Ingredientes principales:
Lomos de bacalao desalado
Ajos
Nata líquida o leche evaporada
Verduras variadas (zanahoria, calabacín, puerro)
Vaina de vainilla natural
Aceite de oliva virgen extra
Sal y pimienta al gusto
Preparación:
Cortar el bacalao en dados medianos y secarlos bien con papel de cocina. Reservar.
Preparar la salsa de ajo: pelar y laminar los ajos, dorarlos suavemente en aceite de oliva hasta que estén dorados pero sin quemarse. Añadir la nata líquida (o leche evaporada para una versión más ligera) y dejar reducir a fuego bajo durante unos minutos. Triturar todo y colar para obtener una salsa fina y cremosa.

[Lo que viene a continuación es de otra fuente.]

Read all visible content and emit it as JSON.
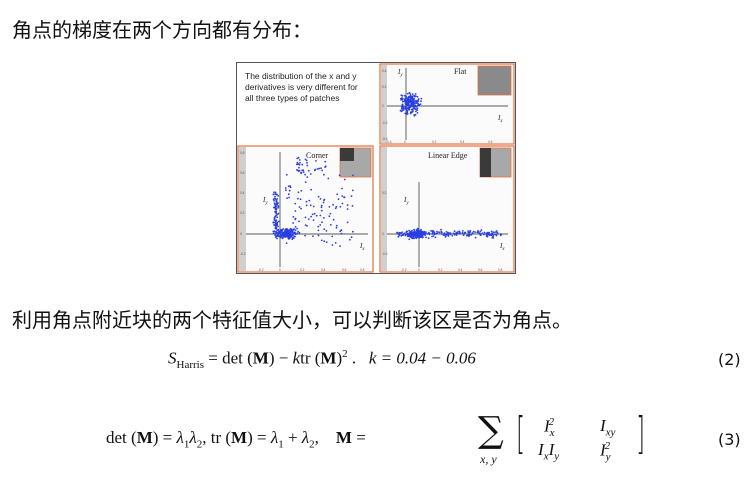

Cocinar las verduras: cortar la zanahoria, el calabacín y el puerro en tiras finas (tipo juliana). Saltearlas en una sartén con un poco de aceite de oliva. Abrir la vaina de vainilla, raspar las semillas y añadirlas a las verduras junto con un pequeño trozo de la vaina para que aromatice. Salpimentar al gusto.
Marcar el bacalao: en una sartén caliente con un chorrito de aceite, dorar los dados de bacalao por cada lado durante 1-2 minutos, hasta que estén sellados por fuera pero jugosos por dentro.
Montaje del plato: colocar una base de verduras a la vainilla, disponer los dados de bacalao encima y napar ligeramente con la salsa de ajo caliente.
Un plato que resalta la textura del bacalao y sorprende con el delicado perfume de la vainilla en equilibrio con el sabor profundo del ajo.